Wyciągnęłam ze swojego bagażnika maczetę i podeszłam do drzwi od szopy. Delikatnie ją uchyliłam, po czym przez małą szparkę się wcisnęłam do środka.
Wokół nikogo nie było. Rozejrzałam się po pomieszczeniu. Nagle ujrzałam braci przywiązanych do jednej z kolumn. Szybko do nich podeszłam i zaczęłam ich rozwiązywać.
Usłyszałam jakieś dziwne stukanie. Wzięłam do ręki maczetę i przygotowana na atak, krążyłam wokół Winchesterów, oznaczając ich, że są moi.
Nagle rzuciło się na mnie dwóch wampirów, których położyłam, odcinając im głowy. Znów rozejrzałam się dla pewności, czy nikogo nie ma i znów zaczęłam ich rozwiązywać.
- jak ty nas znalazłaś? - spytał młodszy Winchester.
- mam swoje źródła. - odpowiedziałam i pomogłam mu wstać.
- odcięłaś głowy tym wampirom.
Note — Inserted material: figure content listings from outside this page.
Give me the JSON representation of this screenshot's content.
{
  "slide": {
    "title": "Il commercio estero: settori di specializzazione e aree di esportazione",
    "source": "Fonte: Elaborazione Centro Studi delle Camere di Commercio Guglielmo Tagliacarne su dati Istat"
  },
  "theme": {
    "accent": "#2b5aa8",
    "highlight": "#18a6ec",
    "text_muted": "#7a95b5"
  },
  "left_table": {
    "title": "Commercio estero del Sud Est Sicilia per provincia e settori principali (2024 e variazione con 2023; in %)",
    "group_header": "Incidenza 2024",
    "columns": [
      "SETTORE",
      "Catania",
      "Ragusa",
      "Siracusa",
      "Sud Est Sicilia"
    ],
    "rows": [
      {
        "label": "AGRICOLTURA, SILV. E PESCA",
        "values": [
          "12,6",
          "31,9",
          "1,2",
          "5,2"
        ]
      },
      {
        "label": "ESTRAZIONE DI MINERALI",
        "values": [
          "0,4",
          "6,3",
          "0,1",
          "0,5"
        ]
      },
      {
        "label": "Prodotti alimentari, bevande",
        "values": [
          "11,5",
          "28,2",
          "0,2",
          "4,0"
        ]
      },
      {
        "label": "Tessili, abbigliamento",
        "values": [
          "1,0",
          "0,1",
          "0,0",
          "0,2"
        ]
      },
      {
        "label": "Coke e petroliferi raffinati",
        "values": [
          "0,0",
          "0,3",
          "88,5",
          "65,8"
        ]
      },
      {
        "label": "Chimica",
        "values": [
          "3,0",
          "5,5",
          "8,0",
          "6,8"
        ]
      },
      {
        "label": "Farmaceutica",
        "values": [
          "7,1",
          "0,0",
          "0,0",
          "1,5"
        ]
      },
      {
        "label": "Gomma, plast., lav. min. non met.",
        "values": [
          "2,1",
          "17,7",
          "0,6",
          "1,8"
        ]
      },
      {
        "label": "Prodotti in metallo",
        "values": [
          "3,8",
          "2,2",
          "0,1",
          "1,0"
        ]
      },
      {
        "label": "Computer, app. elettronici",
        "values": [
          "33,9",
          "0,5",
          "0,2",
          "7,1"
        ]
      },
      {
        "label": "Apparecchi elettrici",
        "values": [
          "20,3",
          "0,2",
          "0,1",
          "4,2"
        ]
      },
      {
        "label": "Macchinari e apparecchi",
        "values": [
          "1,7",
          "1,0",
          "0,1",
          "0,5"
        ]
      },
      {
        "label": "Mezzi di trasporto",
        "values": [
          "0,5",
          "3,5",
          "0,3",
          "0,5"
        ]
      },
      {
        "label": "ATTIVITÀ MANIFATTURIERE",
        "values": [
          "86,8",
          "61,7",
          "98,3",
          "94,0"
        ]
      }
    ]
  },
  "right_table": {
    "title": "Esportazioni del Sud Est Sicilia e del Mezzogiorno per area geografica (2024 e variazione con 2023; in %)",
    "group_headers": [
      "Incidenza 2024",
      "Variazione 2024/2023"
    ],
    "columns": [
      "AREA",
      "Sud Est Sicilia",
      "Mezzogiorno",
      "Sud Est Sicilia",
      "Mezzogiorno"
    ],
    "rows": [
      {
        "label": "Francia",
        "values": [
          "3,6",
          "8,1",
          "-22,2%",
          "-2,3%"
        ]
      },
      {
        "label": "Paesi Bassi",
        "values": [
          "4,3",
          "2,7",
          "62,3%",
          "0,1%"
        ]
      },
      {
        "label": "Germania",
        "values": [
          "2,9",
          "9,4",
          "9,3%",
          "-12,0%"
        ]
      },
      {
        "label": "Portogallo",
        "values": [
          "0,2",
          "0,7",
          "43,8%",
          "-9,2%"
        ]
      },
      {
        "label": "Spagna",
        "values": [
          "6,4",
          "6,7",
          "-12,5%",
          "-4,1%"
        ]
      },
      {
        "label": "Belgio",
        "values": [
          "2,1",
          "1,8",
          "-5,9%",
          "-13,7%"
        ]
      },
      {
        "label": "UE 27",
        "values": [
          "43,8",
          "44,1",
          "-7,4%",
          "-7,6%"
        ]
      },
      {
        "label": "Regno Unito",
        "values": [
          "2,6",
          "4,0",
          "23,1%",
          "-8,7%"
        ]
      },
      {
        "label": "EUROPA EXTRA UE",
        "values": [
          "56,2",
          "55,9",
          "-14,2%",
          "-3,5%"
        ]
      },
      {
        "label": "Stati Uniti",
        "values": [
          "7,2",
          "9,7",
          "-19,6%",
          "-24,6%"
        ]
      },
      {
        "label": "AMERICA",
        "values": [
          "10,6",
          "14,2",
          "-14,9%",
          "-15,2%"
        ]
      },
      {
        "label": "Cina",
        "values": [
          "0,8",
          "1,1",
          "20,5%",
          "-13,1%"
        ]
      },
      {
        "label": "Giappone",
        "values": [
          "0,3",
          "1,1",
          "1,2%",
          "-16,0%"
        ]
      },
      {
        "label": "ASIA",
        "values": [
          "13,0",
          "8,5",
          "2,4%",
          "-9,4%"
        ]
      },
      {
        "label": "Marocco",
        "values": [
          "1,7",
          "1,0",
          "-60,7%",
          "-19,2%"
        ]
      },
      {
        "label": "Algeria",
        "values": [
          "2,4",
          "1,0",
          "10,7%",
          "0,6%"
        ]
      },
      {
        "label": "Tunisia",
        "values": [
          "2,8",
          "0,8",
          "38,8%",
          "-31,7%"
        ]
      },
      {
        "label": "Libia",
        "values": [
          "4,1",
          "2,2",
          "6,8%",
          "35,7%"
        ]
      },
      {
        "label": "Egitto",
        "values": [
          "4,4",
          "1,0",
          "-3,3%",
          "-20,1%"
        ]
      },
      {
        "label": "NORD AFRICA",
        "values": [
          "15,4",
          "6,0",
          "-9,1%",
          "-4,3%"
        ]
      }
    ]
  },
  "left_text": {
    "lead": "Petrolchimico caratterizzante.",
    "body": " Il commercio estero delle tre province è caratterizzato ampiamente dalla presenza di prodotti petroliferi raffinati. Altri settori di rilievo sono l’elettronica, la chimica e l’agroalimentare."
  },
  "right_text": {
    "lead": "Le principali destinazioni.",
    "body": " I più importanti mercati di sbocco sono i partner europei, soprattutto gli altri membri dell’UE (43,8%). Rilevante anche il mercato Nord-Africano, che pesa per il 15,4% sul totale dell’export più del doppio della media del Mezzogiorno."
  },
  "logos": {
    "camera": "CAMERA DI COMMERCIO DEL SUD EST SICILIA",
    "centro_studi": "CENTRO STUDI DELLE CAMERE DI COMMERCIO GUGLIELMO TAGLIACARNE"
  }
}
To było... Niezłe. - powiedział Dean i spojrzał na mnie zadziornym wzrokiem. Zarumieniłam się lekko.
- dobra, wracajmy już do motelu. - powiedziałam opuszczając szopę i wsiadając do auta Deana. Tamten rzęch był ze złomowiska Bobby'ego, więc na nic mi się już nie przyda.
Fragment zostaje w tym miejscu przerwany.